Building an LLM Application with OCI Generative AI Service

Understand Retrieval Augmented Generation (RAG) concepts

RAG combines retrieval-based methods with generation-based models. It retrieves relevant documents from a knowledge base and uses them to augment the input of a generative model, improving the relevance and accuracy of the generated content.

Explain vector database concepts

Vector databases store data as high-dimensional vectors. They are used for tasks like semantic search, where similarity between vectors (e.g., text embeddings) is used to find relevant data. Vector databases support efficient similarity searches.

Explain semantic search concepts

Semantic search goes beyond keyword matching by understanding the meaning of the query and the documents. It uses embeddings to represent the meaning of texts and retrieves documents based on their semantic similarity to the query.

Build LangChain models, prompts, memory, and chains

LangChain is a framework for building applications that use LLMs. It involves:

• Models: Using LLMs for various tasks.
• Prompts: Designing effective prompts for the models.
• Memory: Maintaining context over interactions.
• Chains: Creating sequences of tasks and models to accomplish complex objectives.

Build an LLM application with RAG and LangChain

To build an LLM application with RAG and LangChain:

1. Integrate Retrieval: Use a vector database to retrieve relevant documents.
2. Augment Input: Combine the retrieved documents with user input.
3. Generate Response: Use a generative model to produce a response based on the augmented input.
4. Implement Chains: Use LangChain to manage the sequence of retrieval and generation steps.
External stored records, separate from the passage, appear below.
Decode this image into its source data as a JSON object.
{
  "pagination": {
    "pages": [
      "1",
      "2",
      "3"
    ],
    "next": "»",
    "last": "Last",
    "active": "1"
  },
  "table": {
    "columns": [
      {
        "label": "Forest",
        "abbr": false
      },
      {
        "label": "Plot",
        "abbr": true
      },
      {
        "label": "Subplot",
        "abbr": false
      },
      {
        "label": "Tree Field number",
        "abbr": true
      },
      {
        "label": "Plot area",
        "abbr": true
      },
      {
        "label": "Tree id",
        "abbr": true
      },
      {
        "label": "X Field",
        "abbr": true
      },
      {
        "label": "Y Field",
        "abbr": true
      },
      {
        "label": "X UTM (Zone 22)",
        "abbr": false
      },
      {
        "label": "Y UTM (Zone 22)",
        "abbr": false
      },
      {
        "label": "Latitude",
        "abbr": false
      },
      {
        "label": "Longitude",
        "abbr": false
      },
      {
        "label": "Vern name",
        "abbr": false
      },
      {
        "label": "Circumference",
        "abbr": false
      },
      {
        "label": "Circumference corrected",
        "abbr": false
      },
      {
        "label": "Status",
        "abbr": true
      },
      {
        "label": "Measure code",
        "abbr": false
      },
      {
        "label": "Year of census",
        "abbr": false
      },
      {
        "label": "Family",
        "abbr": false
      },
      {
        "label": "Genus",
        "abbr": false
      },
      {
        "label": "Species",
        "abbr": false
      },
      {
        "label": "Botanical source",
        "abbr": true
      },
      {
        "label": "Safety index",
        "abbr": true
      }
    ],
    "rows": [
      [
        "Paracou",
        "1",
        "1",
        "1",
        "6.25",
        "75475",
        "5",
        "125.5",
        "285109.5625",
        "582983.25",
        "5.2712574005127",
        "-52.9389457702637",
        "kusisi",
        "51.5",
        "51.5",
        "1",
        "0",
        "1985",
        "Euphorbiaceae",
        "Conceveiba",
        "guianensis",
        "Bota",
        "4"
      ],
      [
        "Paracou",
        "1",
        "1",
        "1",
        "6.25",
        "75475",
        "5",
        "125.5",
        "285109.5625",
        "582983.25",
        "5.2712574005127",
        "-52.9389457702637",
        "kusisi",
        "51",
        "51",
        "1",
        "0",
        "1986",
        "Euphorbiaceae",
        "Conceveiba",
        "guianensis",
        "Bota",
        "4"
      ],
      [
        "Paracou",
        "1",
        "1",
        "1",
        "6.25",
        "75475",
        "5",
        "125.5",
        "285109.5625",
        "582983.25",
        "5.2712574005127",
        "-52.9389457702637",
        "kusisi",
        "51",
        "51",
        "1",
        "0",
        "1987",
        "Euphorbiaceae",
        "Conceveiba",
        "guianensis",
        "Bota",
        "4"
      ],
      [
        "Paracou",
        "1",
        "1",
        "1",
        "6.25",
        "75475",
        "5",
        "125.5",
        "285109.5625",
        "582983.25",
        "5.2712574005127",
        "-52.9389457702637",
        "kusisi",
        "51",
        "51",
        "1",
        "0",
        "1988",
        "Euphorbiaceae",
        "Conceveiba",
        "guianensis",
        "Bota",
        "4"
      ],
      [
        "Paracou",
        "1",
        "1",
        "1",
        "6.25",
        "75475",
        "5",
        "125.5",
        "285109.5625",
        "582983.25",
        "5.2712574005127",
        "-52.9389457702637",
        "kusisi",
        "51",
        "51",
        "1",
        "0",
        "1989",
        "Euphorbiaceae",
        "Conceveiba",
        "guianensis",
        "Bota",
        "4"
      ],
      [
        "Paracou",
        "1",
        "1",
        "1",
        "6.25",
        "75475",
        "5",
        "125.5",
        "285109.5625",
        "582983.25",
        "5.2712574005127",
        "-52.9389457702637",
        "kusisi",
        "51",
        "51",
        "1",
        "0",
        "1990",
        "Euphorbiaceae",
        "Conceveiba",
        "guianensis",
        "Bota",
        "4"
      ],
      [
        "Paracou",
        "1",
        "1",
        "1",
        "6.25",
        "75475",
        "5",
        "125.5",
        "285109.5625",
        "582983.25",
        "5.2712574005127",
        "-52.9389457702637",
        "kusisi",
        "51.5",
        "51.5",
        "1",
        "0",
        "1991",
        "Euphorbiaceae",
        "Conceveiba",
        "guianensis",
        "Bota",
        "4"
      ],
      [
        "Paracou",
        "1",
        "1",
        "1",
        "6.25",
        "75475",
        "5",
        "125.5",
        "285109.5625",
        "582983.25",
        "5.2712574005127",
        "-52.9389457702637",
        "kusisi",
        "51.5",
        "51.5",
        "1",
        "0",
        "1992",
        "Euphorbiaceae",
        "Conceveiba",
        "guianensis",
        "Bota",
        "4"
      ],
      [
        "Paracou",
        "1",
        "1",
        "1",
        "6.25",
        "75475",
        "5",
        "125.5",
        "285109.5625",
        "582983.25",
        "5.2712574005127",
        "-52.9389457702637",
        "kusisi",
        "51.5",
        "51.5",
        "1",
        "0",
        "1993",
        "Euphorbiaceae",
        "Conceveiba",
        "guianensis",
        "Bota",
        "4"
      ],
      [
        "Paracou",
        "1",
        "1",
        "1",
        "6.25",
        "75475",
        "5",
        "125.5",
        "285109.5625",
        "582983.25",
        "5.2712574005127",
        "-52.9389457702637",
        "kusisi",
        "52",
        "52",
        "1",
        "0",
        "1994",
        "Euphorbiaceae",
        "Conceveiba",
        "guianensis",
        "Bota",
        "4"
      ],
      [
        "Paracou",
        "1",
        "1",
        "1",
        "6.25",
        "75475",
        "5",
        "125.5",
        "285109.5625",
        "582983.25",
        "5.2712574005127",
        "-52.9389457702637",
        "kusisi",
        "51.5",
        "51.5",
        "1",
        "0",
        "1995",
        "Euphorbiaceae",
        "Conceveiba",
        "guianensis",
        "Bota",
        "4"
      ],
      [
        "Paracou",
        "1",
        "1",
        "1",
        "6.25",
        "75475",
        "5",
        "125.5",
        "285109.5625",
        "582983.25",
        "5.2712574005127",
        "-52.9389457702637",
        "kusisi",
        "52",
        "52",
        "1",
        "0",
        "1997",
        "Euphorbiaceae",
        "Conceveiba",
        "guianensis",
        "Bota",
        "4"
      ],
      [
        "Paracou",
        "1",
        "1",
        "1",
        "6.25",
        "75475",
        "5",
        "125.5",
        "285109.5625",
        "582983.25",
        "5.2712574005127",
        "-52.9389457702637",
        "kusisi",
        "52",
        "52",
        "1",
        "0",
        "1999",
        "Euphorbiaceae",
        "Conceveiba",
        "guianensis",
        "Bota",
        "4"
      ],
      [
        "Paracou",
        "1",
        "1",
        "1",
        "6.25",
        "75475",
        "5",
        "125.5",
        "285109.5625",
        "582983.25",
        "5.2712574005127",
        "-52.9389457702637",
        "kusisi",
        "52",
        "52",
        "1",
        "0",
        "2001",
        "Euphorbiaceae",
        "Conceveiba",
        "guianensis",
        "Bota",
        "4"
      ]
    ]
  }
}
Trace and evaluate an LLM application

Tracing involves logging and monitoring the application’s performance and behavior. Evaluation includes assessing the quality, relevance, and accuracy of the model’s outputs. Tools and metrics for tracing and evaluation help improve the application’s performance.

Deploy an LLM application

Deploying an LLM application involves:

1. Infrastructure Setup: Provisioning servers or cloud resources.
2. Model Hosting: Hosting the trained model and exposing endpoints.
3. Integration: Integrating the endpoints with the application.
4. Monitoring: Continuously monitoring performance and making adjustments as needed.

By understanding these concepts, you can effectively build, deploy, and manage LLM applications using OCI Generative AI Service.